The news came through last night that protesters, led by Sinn Fein deputy Aengus Ó Snodaigh, had broken through the gates of government buildings in the Republic of Ireland. While the economic situation in Ireland may be even worse than that facing Britain, they at least have a parliamentary opposition – albeit a small one – that is willing to place itself at the head of genuine resistance to the situation foisted upon ordinary people.
These relatively small stirrings of anger are long overdue, considering the manner in which the Irish people have been mortgaged for the benefit of international bondholders. Like Northern Rock, the Irish banks made their money by borrowing billions from international lenders, and chanelling it into what turned out to be a series of terrible loans and investments. When the economic crisis struck, it quickly became apparent that the banks would not be able to pay back those who had lent to them – their liabilities now massively exceeded their assets. Had Anglo-Irish Bank been allowed to collapse in September, its bondholders would have been left out of pocket. Such risks are, arguably, part and parcel of lending money – that’s why you get a reward for doing so in the form of interest. Indeed while I agree with Guido Fawkes on virtually nothing, he makes this point well.

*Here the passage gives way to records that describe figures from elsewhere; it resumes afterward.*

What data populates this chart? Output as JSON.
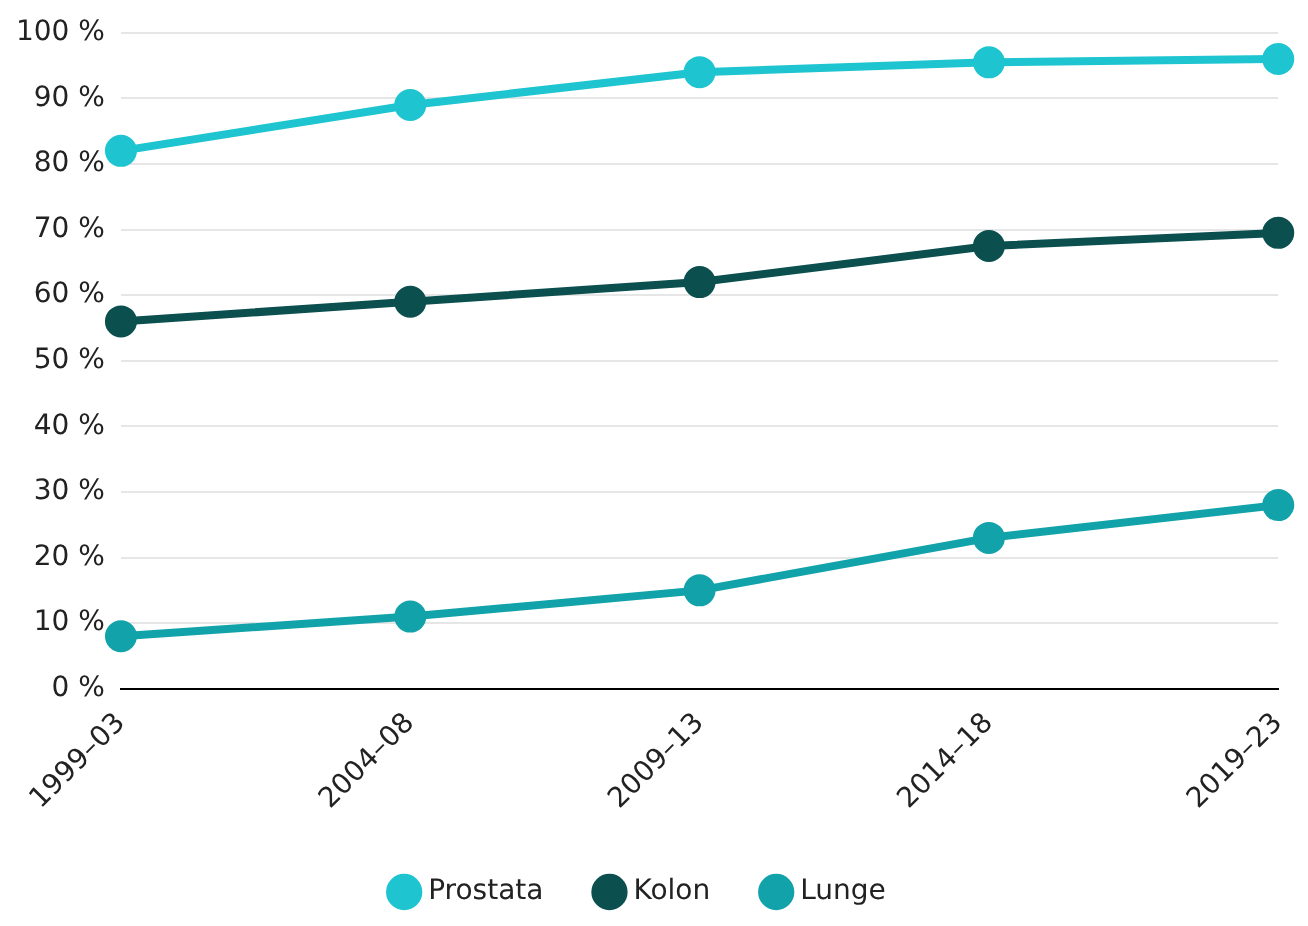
{
  "chart_data": {
    "type": "line",
    "categories": [
      "1999–03",
      "2004–08",
      "2009–13",
      "2014–18",
      "2019–23"
    ],
    "series": [
      {
        "name": "Prostata",
        "color": "#1ec5d0",
        "values": [
          82,
          89,
          94,
          95.5,
          96
        ]
      },
      {
        "name": "Kolon",
        "color": "#0b4f4f",
        "values": [
          56,
          59,
          62,
          67.5,
          69.5
        ]
      },
      {
        "name": "Lunge",
        "color": "#12a3aa",
        "values": [
          8,
          11,
          15,
          23,
          28
        ]
      }
    ],
    "ylim": [
      0,
      100
    ],
    "yticks": [
      {
        "value": 0,
        "label": "0 %"
      },
      {
        "value": 10,
        "label": "10 %"
      },
      {
        "value": 20,
        "label": "20 %"
      },
      {
        "value": 30,
        "label": "30 %"
      },
      {
        "value": 40,
        "label": "40 %"
      },
      {
        "value": 50,
        "label": "50 %"
      },
      {
        "value": 60,
        "label": "60 %"
      },
      {
        "value": 70,
        "label": "70 %"
      },
      {
        "value": 80,
        "label": "80 %"
      },
      {
        "value": 90,
        "label": "90 %"
      },
      {
        "value": 100,
        "label": "100 %"
      }
    ],
    "grid": "y",
    "legend": "bottom",
    "marker": "circle",
    "line_style": "solid"
  }
}
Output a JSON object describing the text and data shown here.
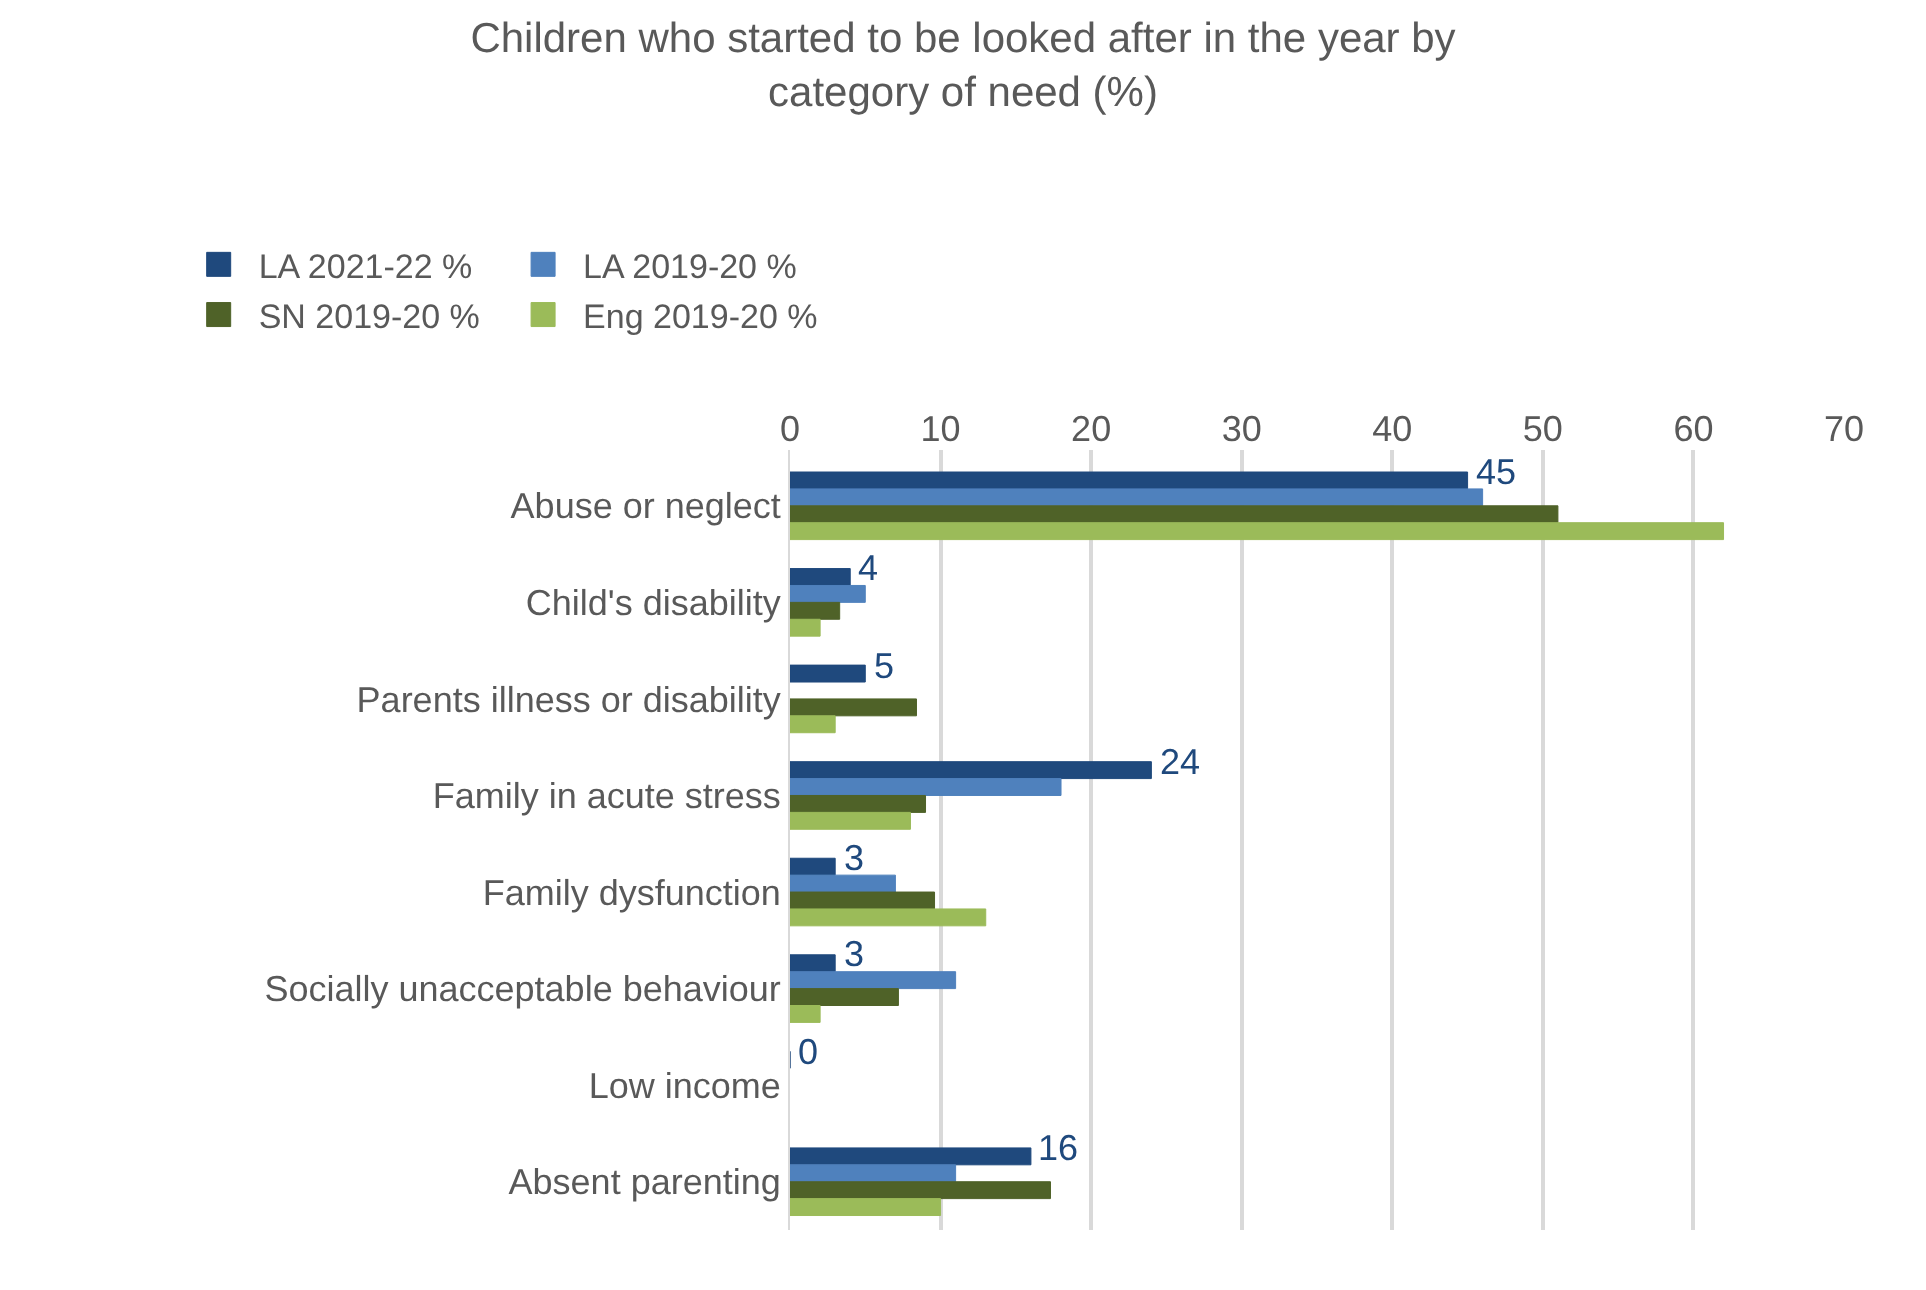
{
  "chart_data": {
    "type": "bar",
    "orientation": "horizontal",
    "title": "Children who started to be looked after in the year by category of need (%)",
    "categories": [
      "Abuse or neglect",
      "Child's disability",
      "Parents illness or disability",
      "Family in acute stress",
      "Family dysfunction",
      "Socially unacceptable behaviour",
      "Low income",
      "Absent parenting"
    ],
    "series": [
      {
        "name": "LA 2021-22 %",
        "color": "#1f497d",
        "values": [
          45,
          4,
          5,
          24,
          3,
          3,
          0,
          16
        ],
        "value_labels": [
          "45",
          "4",
          "5",
          "24",
          "3",
          "3",
          "0",
          "16"
        ]
      },
      {
        "name": "LA 2019-20 %",
        "color": "#4f81bd",
        "values": [
          46,
          5,
          null,
          18,
          7,
          11,
          null,
          11
        ]
      },
      {
        "name": "SN 2019-20 %",
        "color": "#4f6228",
        "values": [
          51,
          3.3,
          8.4,
          9,
          9.6,
          7.2,
          null,
          17.3
        ]
      },
      {
        "name": "Eng 2019-20 %",
        "color": "#9bbb59",
        "values": [
          62,
          2,
          3,
          8,
          13,
          2,
          null,
          10
        ]
      }
    ],
    "xlim": [
      0,
      70
    ],
    "xticks": [
      0,
      10,
      20,
      30,
      40,
      50,
      60,
      70
    ],
    "grid": "x",
    "legend": "top"
  }
}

What has occurred in Ireland is a particularly shocking example of what the late Teddy Kennedy called “socialism for the rich”. By nationalising the likes of Anglo-Irish, the government have nationalised the losses that would have otherwise accrued to the international investors who lent to it. Paying off these debts is expected to cost the Irish people £50 billion. That’s over £12,000 for every man woman and child in the country. In the present this means truly drastic cuts to public services and to public sector wages in Ireland. In addition to the already quite extreme cuts, the government will be cutting social welfare payments by 10 per cent, cutting the minimum wage by one euro, and cutting a further 28,000 public sector jobs.
In other words, it will be the poorest, the most vulnerable and the most blameless who will be paying off the debts. And unless the government are made to fear the anger of the Irish people as much as they fear the wrath of international finance, things will continue in this vein.